Considérant ce qui suit :

1. Aux termes du dernier alinéa de l'article R. 222-1 du code de justice administrative : " () Les présidents des cours administratives d'appel () peuvent () par ordonnance, rejeter () après l'expiration du délai de recours () les requêtes d'appel manifestement dépourvues de fondement. () ".

2. M. A est un ressortissant ivoirien né le 24 septembre 1983 à Daola. Par un arrêté du 27 mai 2020, le préfet de la Seine-Saint-Denis l'a obligé à quitter le territoire français sans délai, a fixé le pays de destination et lui a fait interdiction de retour sur le territoire français pour une durée d'un an. M. A relève appel du jugement du 23 novembre 2020 par lequel le tribunal administratif de Versailles a rejeté sa demande tendant à l'annulation de cet arrêté.

Sur la régularité du jugement :

3. En premier lieu, le tribunal a pris en considération l'ensemble des éléments soumis à son appréciation et a répondu par un jugement qui est suffisamment motivé à l'ensemble des moyens soulevés dans la demande. Par suite, le moyen tiré de ce que le jugement serait insuffisamment motivé doit être écarté.

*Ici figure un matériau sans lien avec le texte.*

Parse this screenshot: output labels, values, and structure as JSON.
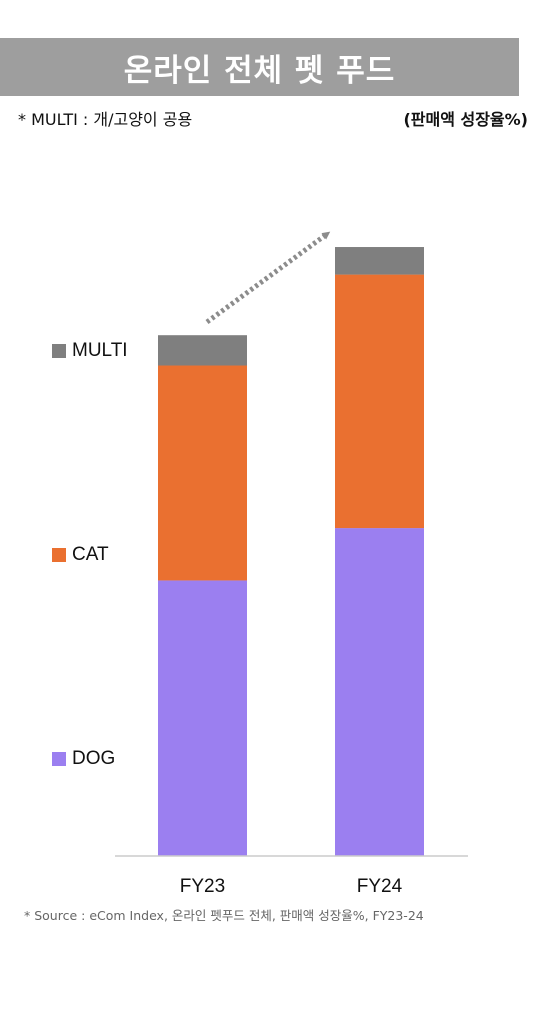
{
  "title": "온라인 전체 펫 푸드",
  "note_left": "* MULTI : 개/고양이 공용",
  "note_right": "(판매액 성장율%)",
  "source": "* Source : eCom Index, 온라인 펫푸드 전체, 판매액 성장율%, FY23-24",
  "colors": {
    "title_bg": "#9e9e9e",
    "DOG": "#9b7ff0",
    "CAT": "#ea7030",
    "MULTI": "#7f7f7f",
    "arrow": "#8c8c8c",
    "axis": "#cccccc"
  },
  "legend": [
    {
      "key": "MULTI",
      "label": "MULTI",
      "icon": "square-swatch"
    },
    {
      "key": "CAT",
      "label": "CAT",
      "icon": "square-swatch"
    },
    {
      "key": "DOG",
      "label": "DOG",
      "icon": "square-swatch"
    }
  ],
  "chart_data": {
    "type": "bar",
    "stacked": true,
    "categories": [
      "FY23",
      "FY24"
    ],
    "series": [
      {
        "name": "DOG",
        "values": [
          100,
          119
        ]
      },
      {
        "name": "CAT",
        "values": [
          78,
          92
        ]
      },
      {
        "name": "MULTI",
        "values": [
          11,
          10
        ]
      }
    ],
    "ylim": [
      0,
      225
    ],
    "grid": false,
    "legend_position": "left",
    "annotation": "dotted-growth-arrow"
  }
}
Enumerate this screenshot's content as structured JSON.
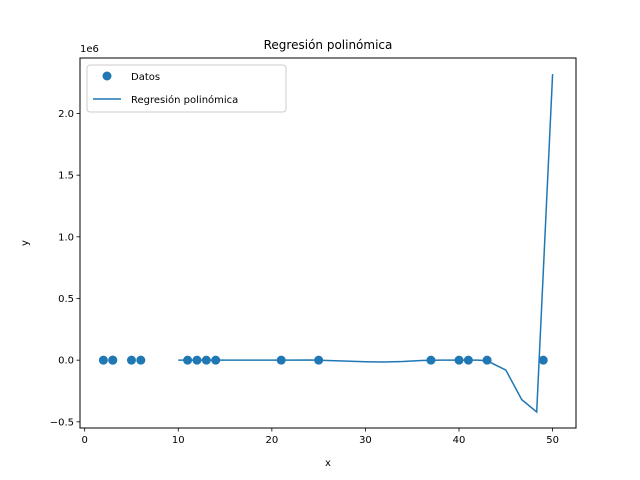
{
  "chart_data": {
    "type": "scatter",
    "title": "Regresión polinómica",
    "xlabel": "x",
    "ylabel": "y",
    "offset_text": "1e6",
    "xlim": [
      -0.5,
      52.5
    ],
    "ylim": [
      -0.55,
      2.45
    ],
    "xticks": [
      0,
      10,
      20,
      30,
      40,
      50
    ],
    "yticks": [
      -0.5,
      0.0,
      0.5,
      1.0,
      1.5,
      2.0
    ],
    "ytick_labels": [
      "−0.5",
      "0.0",
      "0.5",
      "1.0",
      "1.5",
      "2.0"
    ],
    "grid": false,
    "legend_position": "top-left",
    "color": "#1f77b4",
    "series": [
      {
        "name": "Datos",
        "kind": "scatter",
        "x": [
          2,
          3,
          3,
          5,
          6,
          11,
          12,
          13,
          14,
          21,
          25,
          37,
          40,
          41,
          43,
          49
        ],
        "y": [
          0,
          0,
          0,
          0,
          0,
          0,
          0,
          0,
          0,
          0,
          0,
          0,
          0,
          0,
          0,
          0
        ]
      },
      {
        "name": "Regresión polinómica",
        "kind": "line",
        "x": [
          10,
          12,
          14,
          16,
          18,
          20,
          22,
          24,
          26,
          28,
          30,
          32,
          34,
          36,
          38,
          40,
          42,
          43,
          45,
          46.7,
          48.3,
          50
        ],
        "y": [
          0,
          0,
          0,
          0,
          0,
          0,
          0,
          0.001,
          -0.003,
          -0.008,
          -0.013,
          -0.015,
          -0.011,
          -0.003,
          0,
          0,
          0,
          -0.005,
          -0.08,
          -0.32,
          -0.42,
          2.32
        ]
      }
    ]
  }
}
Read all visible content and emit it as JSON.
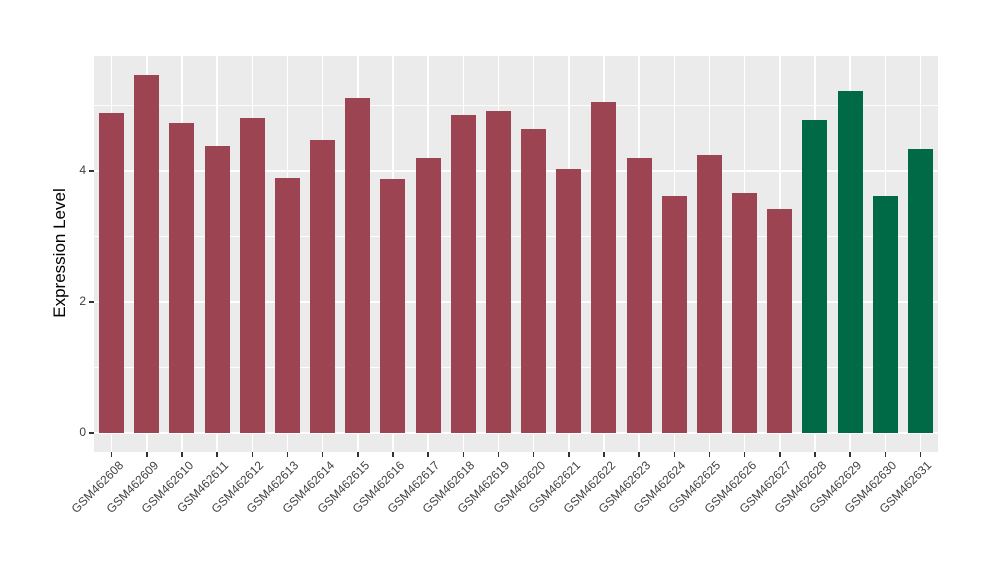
{
  "figure_background": "#FFFFFF",
  "chart_data": {
    "type": "bar",
    "title": "",
    "xlabel": "",
    "ylabel": "Expression Level",
    "categories": [
      "GSM462608",
      "GSM462609",
      "GSM462610",
      "GSM462611",
      "GSM462612",
      "GSM462613",
      "GSM462614",
      "GSM462615",
      "GSM462616",
      "GSM462617",
      "GSM462618",
      "GSM462619",
      "GSM462620",
      "GSM462621",
      "GSM462622",
      "GSM462623",
      "GSM462624",
      "GSM462625",
      "GSM462626",
      "GSM462627",
      "GSM462628",
      "GSM462629",
      "GSM462630",
      "GSM462631"
    ],
    "values": [
      4.88,
      5.47,
      4.73,
      4.38,
      4.81,
      3.9,
      4.47,
      5.12,
      3.88,
      4.2,
      4.86,
      4.92,
      4.64,
      4.03,
      5.06,
      4.2,
      3.62,
      4.24,
      3.67,
      3.42,
      4.78,
      5.22,
      3.62,
      4.33
    ],
    "bar_colors": [
      "#9D4453",
      "#9D4453",
      "#9D4453",
      "#9D4453",
      "#9D4453",
      "#9D4453",
      "#9D4453",
      "#9D4453",
      "#9D4453",
      "#9D4453",
      "#9D4453",
      "#9D4453",
      "#9D4453",
      "#9D4453",
      "#9D4453",
      "#9D4453",
      "#9D4453",
      "#9D4453",
      "#9D4453",
      "#9D4453",
      "#006945",
      "#006945",
      "#006945",
      "#006945"
    ],
    "palette": {
      "maroon": "#9D4453",
      "green": "#006945"
    },
    "ytick_labels": [
      "0",
      "2",
      "4"
    ],
    "ytick_values": [
      0,
      2,
      4
    ],
    "minor_gridlines": [
      1,
      3,
      5
    ],
    "ylim": [
      -0.29,
      5.75
    ],
    "x_tick_rotation_deg": 45,
    "grid": true,
    "legend": "none",
    "plot_background": "#EBEBEB",
    "gridline_color": "#FFFFFF",
    "tick_color": "#333333",
    "tick_label_color": "#404040",
    "axis_title_color": "#000000"
  }
}
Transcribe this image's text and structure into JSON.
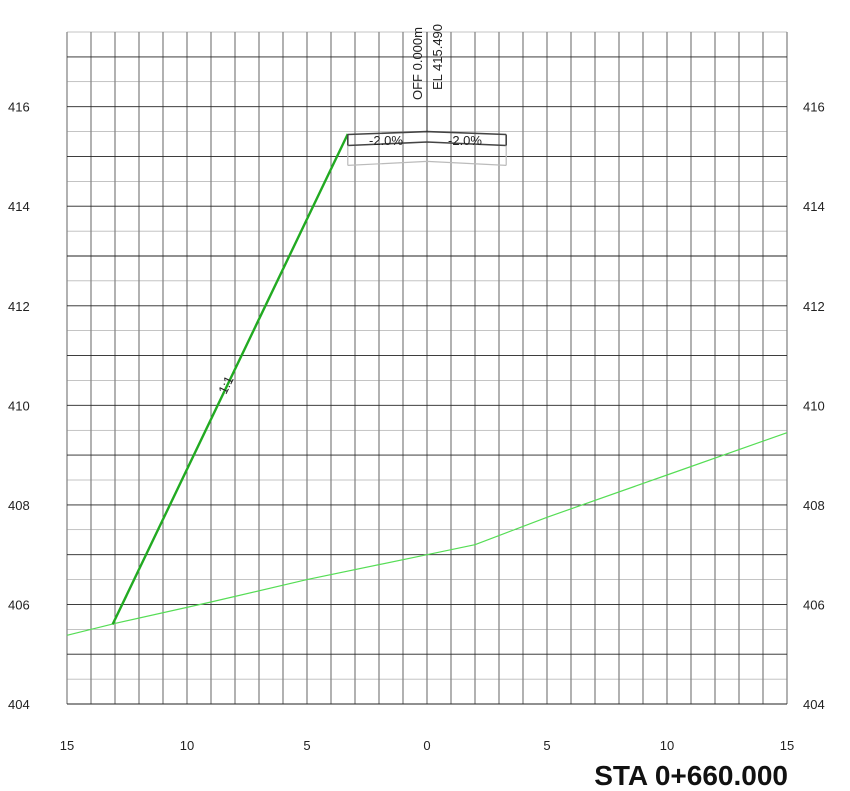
{
  "chart_data": {
    "type": "line",
    "title": "",
    "station_label": "STA 0+660.000",
    "xlim": [
      -15,
      15
    ],
    "ylim": [
      404,
      417.5
    ],
    "x_ticks": [
      {
        "value": -15,
        "label": "15"
      },
      {
        "value": -10,
        "label": "10"
      },
      {
        "value": -5,
        "label": "5"
      },
      {
        "value": 0,
        "label": "0"
      },
      {
        "value": 5,
        "label": "5"
      },
      {
        "value": 10,
        "label": "10"
      },
      {
        "value": 15,
        "label": "15"
      }
    ],
    "y_ticks": [
      {
        "value": 404,
        "label": "404"
      },
      {
        "value": 406,
        "label": "406"
      },
      {
        "value": 408,
        "label": "408"
      },
      {
        "value": 410,
        "label": "410"
      },
      {
        "value": 412,
        "label": "412"
      },
      {
        "value": 414,
        "label": "414"
      },
      {
        "value": 416,
        "label": "416"
      }
    ],
    "grid": true,
    "centerline_offset": "OFF 0.000m",
    "centerline_elevation": "EL 415.490",
    "annotations": {
      "left_cross_slope": "-2.0%",
      "right_cross_slope": "-2.0%",
      "side_slope": "1:1"
    },
    "colors": {
      "ground": "#55dd55",
      "side_slope": "#22aa22",
      "pavement": "#444444",
      "subbase": "#bbbbbb",
      "grid": "#222222"
    },
    "series": [
      {
        "key": "ground",
        "x": [
          -15,
          -13,
          -9,
          -5,
          0,
          2,
          5,
          10,
          15
        ],
        "y": [
          405.38,
          405.62,
          406.05,
          406.5,
          407.0,
          407.2,
          407.75,
          408.6,
          409.45
        ]
      },
      {
        "key": "side_slope",
        "x": [
          -13.1,
          -3.3
        ],
        "y": [
          405.6,
          415.45
        ]
      },
      {
        "key": "pavement_top",
        "x": [
          -3.3,
          0,
          3.3
        ],
        "y": [
          415.44,
          415.5,
          415.44
        ]
      },
      {
        "key": "pavement_bottom",
        "x": [
          -3.3,
          0,
          3.3
        ],
        "y": [
          415.22,
          415.29,
          415.22
        ]
      },
      {
        "key": "subbase",
        "x": [
          -3.3,
          0,
          3.3
        ],
        "y": [
          414.82,
          414.9,
          414.82
        ]
      }
    ]
  }
}
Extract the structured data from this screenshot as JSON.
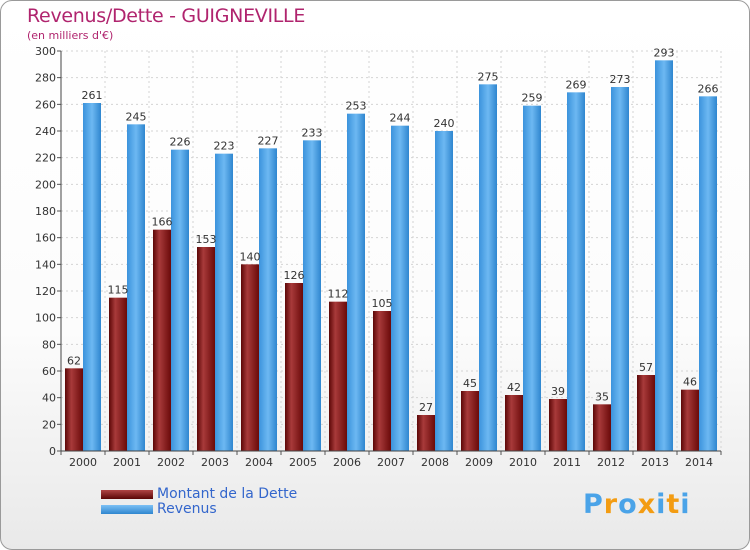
{
  "header": {
    "title": "Revenus/Dette - GUIGNEVILLE",
    "subtitle": "(en milliers d'€)"
  },
  "chart_data": {
    "type": "bar",
    "title": "Revenus/Dette - GUIGNEVILLE",
    "ylabel": "(en milliers d'€)",
    "xlabel": "",
    "ylim": [
      0,
      300
    ],
    "ytick_step": 20,
    "grid": true,
    "legend_position": "bottom-left",
    "categories": [
      "2000",
      "2001",
      "2002",
      "2003",
      "2004",
      "2005",
      "2006",
      "2007",
      "2008",
      "2009",
      "2010",
      "2011",
      "2012",
      "2013",
      "2014"
    ],
    "series": [
      {
        "name": "Montant de la Dette",
        "color": "#8b1a1a",
        "values": [
          62,
          115,
          166,
          153,
          140,
          126,
          112,
          105,
          27,
          45,
          42,
          39,
          35,
          57,
          46
        ]
      },
      {
        "name": "Revenus",
        "color": "#4aa3e8",
        "values": [
          261,
          245,
          226,
          223,
          227,
          233,
          253,
          244,
          240,
          275,
          259,
          269,
          273,
          293,
          266
        ]
      }
    ]
  },
  "legend": {
    "dette_label": "Montant de la Dette",
    "revenus_label": "Revenus"
  },
  "logo": {
    "letters": [
      "P",
      "r",
      "o",
      "x",
      "i",
      "t",
      "i"
    ],
    "colors": [
      "#4aa3e8",
      "#f39c12",
      "#4aa3e8",
      "#f39c12",
      "#4aa3e8",
      "#f39c12",
      "#4aa3e8"
    ]
  }
}
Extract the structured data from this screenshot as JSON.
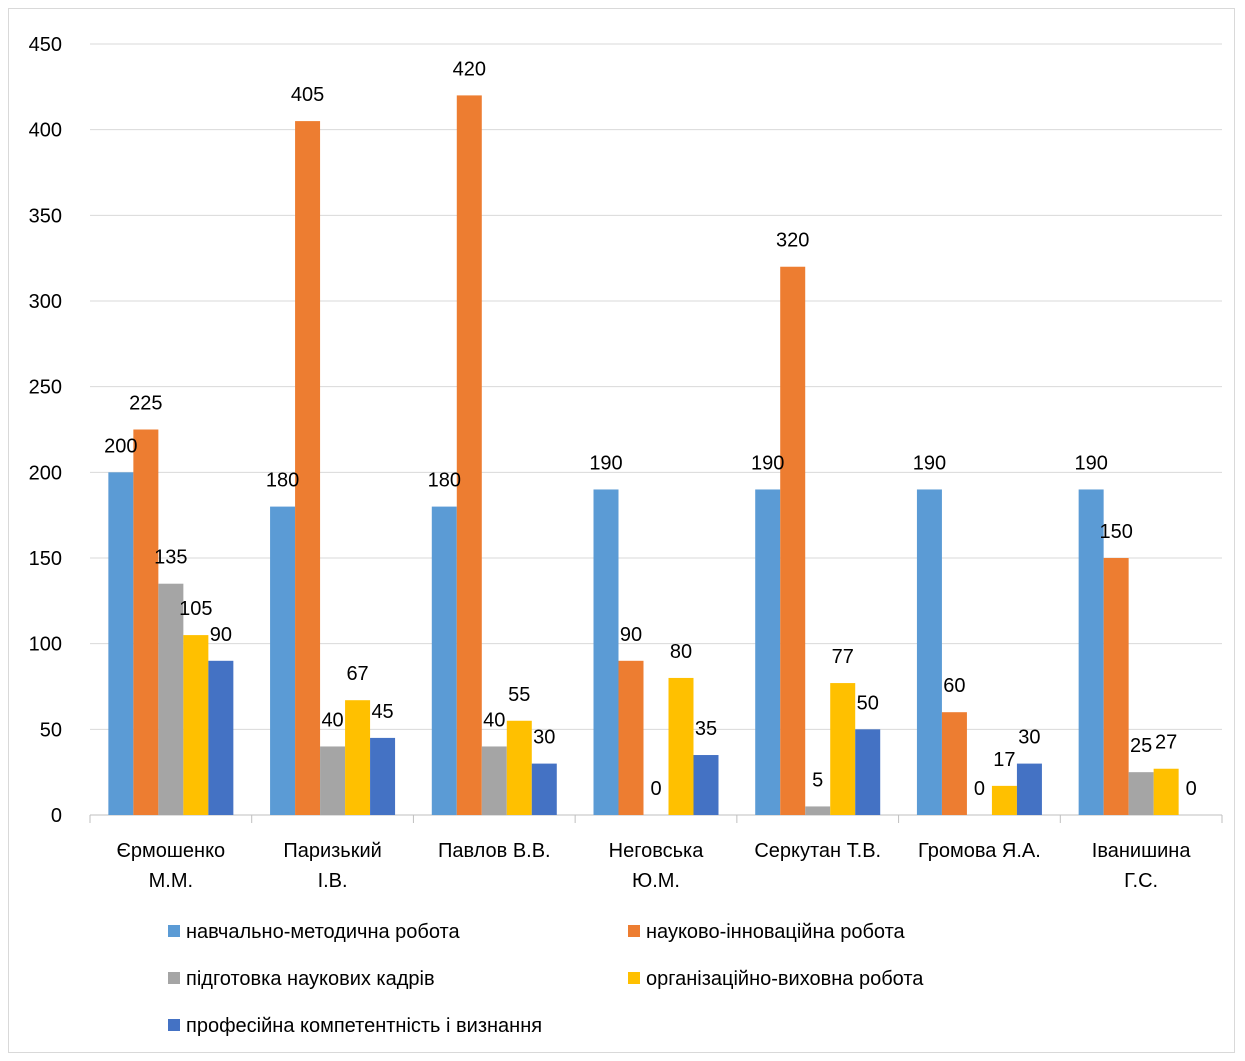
{
  "chart_data": {
    "type": "bar",
    "categories": [
      [
        "Єрмошенко",
        "М.М."
      ],
      [
        "Паризький",
        "І.В."
      ],
      [
        "Павлов В.В."
      ],
      [
        "Неговська",
        "Ю.М."
      ],
      [
        "Серкутан Т.В."
      ],
      [
        "Громова Я.А."
      ],
      [
        "Іванишина",
        "Г.С."
      ]
    ],
    "series": [
      {
        "name": "навчально-методична робота",
        "color": "#5b9bd5",
        "values": [
          200,
          180,
          180,
          190,
          190,
          190,
          190
        ]
      },
      {
        "name": "науково-інноваційна робота",
        "color": "#ed7d31",
        "values": [
          225,
          405,
          420,
          90,
          320,
          60,
          150
        ]
      },
      {
        "name": "підготовка наукових кадрів",
        "color": "#a5a5a5",
        "values": [
          135,
          40,
          40,
          0,
          5,
          0,
          25
        ]
      },
      {
        "name": "організаційно-виховна робота",
        "color": "#ffc000",
        "values": [
          105,
          67,
          55,
          80,
          77,
          17,
          27
        ]
      },
      {
        "name": "професійна компетентність і визнання",
        "color": "#4472c4",
        "values": [
          90,
          45,
          30,
          35,
          50,
          30,
          0
        ]
      }
    ],
    "ylim": [
      0,
      450
    ],
    "yticks": [
      0,
      50,
      100,
      150,
      200,
      250,
      300,
      350,
      400,
      450
    ],
    "grid": true,
    "legend_position": "bottom",
    "data_labels": true
  }
}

4. En second lieu, hormis dans le cas où le juge de première instance a méconnu les règles de compétence, de forme ou de procédure qui s'imposaient à lui et a ainsi entaché son jugement d'une irrégularité, il appartient au juge d'appel, non d'apprécier le bien-fondé des motifs par lesquels le juge de première instance s'est prononcé sur les moyens qui lui étaient soumis, mais de se prononcer directement sur les moyens dirigés contre la décision administrative contestée dont il est saisi dans le cadre de l'effet dévolutif de l'appel. M. A ne peut donc utilement se prévaloir du défaut d'examen réel et complet de sa situation par le premier juge ou de la dénaturation par celui-ci des pièces du dossier, ni des erreurs de fait, de droit ou d'appréciation qu'il aurait commises pour demander l'annulation du jugement attaqué.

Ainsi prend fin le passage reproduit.